Komisyon Eş Sözcümüz Mahfuz Güleryüz de ortak metni okudu. Güleryüz, şunları söyledi: 

Sabra ve Şatilla Katliamının yıldönümü: Halkların mücadelesi ve direnişi sürecek!

42 yıl önce, 16-18 Eylül 1982 tarihlerinde Sabra ve Şatilla mülteci kamplarında gerçekleştirilen katliam, işgalci güçlerin ve işbirlikçilerinin insanlığa karşı işlediği en vahşi suçlardan biri olarak hafızalarımızdaki yerini koruyor. Bu katliamda yüzlerce Filistinli sivil katledilirken, emperyalizmin ve yerel işbirlikçilerinin halklar üzerindeki baskısı bir kez daha tüm çıplaklığıyla ortaya çıkmıştır.

Bugün, Filistin’de İsrail işgaline karşı süren direniş ve Filistin halkının maruz kaldığı zulüm, halklar arasında adalet ve eşitlik mücadelesinin ne denli önemli olduğunu bir kez daha gözler önüne sermektedir. Filistin halkı, işgalci güçlerin saldırıları altında on yıllardır süren bu eşitsiz savaşa karşı varoluş mücadelesi vermektedir.

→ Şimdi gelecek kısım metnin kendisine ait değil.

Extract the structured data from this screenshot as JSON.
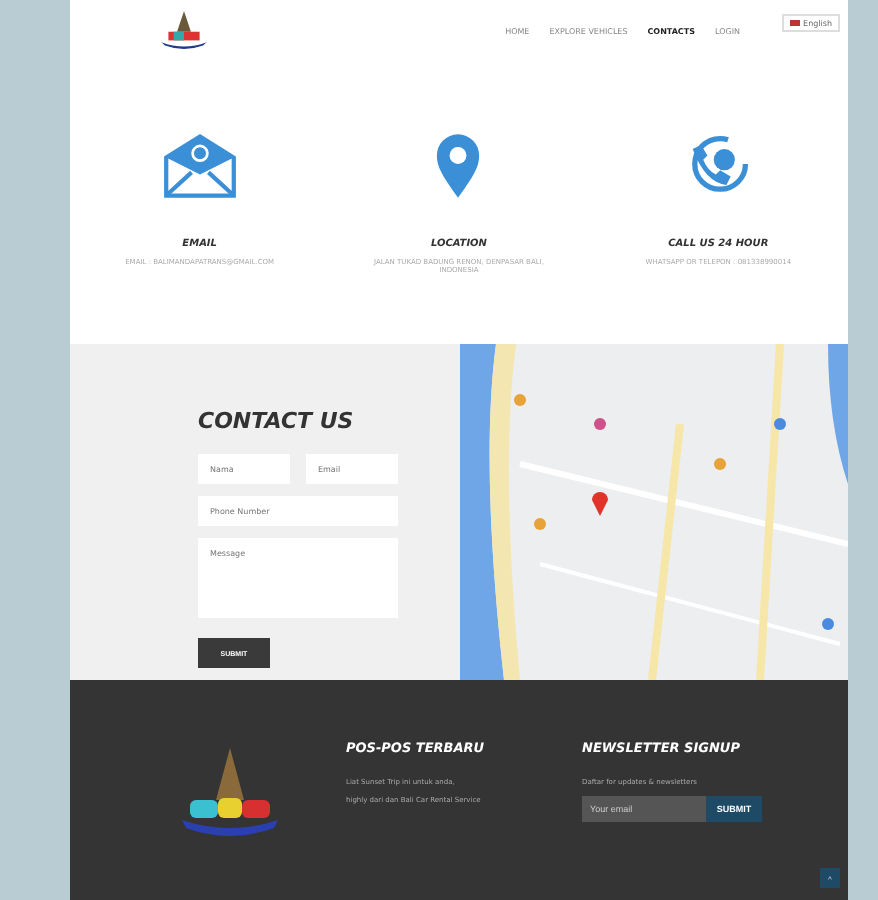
{
  "header": {
    "language": "English",
    "nav": [
      {
        "label": "HOME",
        "selected": false
      },
      {
        "label": "EXPLORE VEHICLES",
        "selected": false
      },
      {
        "label": "CONTACTS",
        "selected": true
      },
      {
        "label": "LOGIN",
        "selected": false
      }
    ]
  },
  "info": [
    {
      "kind": "email",
      "title": "EMAIL",
      "text": "EMAIL : BALIMANDAPATRANS@GMAIL.COM"
    },
    {
      "kind": "location",
      "title": "LOCATION",
      "text": "JALAN TUKAD BADUNG RENON, DENPASAR BALI, INDONESIA"
    },
    {
      "kind": "phone",
      "title": "CALL US 24 HOUR",
      "text": "WHATSAPP OR TELEPON : 081338990014"
    }
  ],
  "contact": {
    "title": "CONTACT US",
    "name": {
      "placeholder": "Nama"
    },
    "email": {
      "placeholder": "Email"
    },
    "phone": {
      "placeholder": "Phone Number"
    },
    "message": {
      "placeholder": "Message"
    },
    "submit": "SUBMIT"
  },
  "footer": {
    "posts_title": "POS-POS TERBARU",
    "posts": [
      "Liat Sunset Trip ini untuk anda,",
      "highly dari dan Bali Car Rental Service"
    ],
    "newsletter_title": "NEWSLETTER SIGNUP",
    "newsletter_text": "Daftar for updates & newsletters",
    "newsletter": {
      "placeholder": "Your email"
    },
    "newsletter_submit": "SUBMIT",
    "top": "^"
  }
}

Siyonizm bütün özgürlükçü güçlere karşıdır

Siyonizm ve destekçisi olan emperyalist güçler, Filistin halkına karşı oldukları kadar bölge halklarına ve özgürlükçü güçlere de karşıdır. Sabra ve Şatilla Katliamı, Filistin halkının yalnızca işgalci güçlere değil aynı zamanda kapitalist sömürgeci düzenin tüm halkları baskı altında tutma politikalarına karşı verdiği onurlu mücadelenin de sembollerinden biridir. Filistin'deki savaş bugün de aynı sömürü politikalarının devamı niteliğinde sürmektedir.

Filistin halkının direnişini destekliyoruz


DEM Parti olarak, halkların eşitliğini savunuyor, Filistin halkının direnişini destekliyoruz. Sabra ve Şatilla’da yaşamını yitirenleri saygıyla anıyoruz. Bu mücadele, sadece Filistin halkının değil dünyanın dört bir yanındaki ezilenlerin, mültecilerin ve sömürülenlerin ortak mücadelesidir. Sabra ve Şatilla’da açılan yaralar dünya halklarının dayanışmasıyla sarılacaktır. Adaletin yerini bulması için mücadelemiz sürecektir.

Bu vesilesiyle emperyalizme ve sömürgeciliğe karşı direnen bütün halkların ve ezilenlerin mücadelelerine bir kez daha selam olsun! Sabra ve Şatilla Katliamını bir kez daha lanetliyoruz.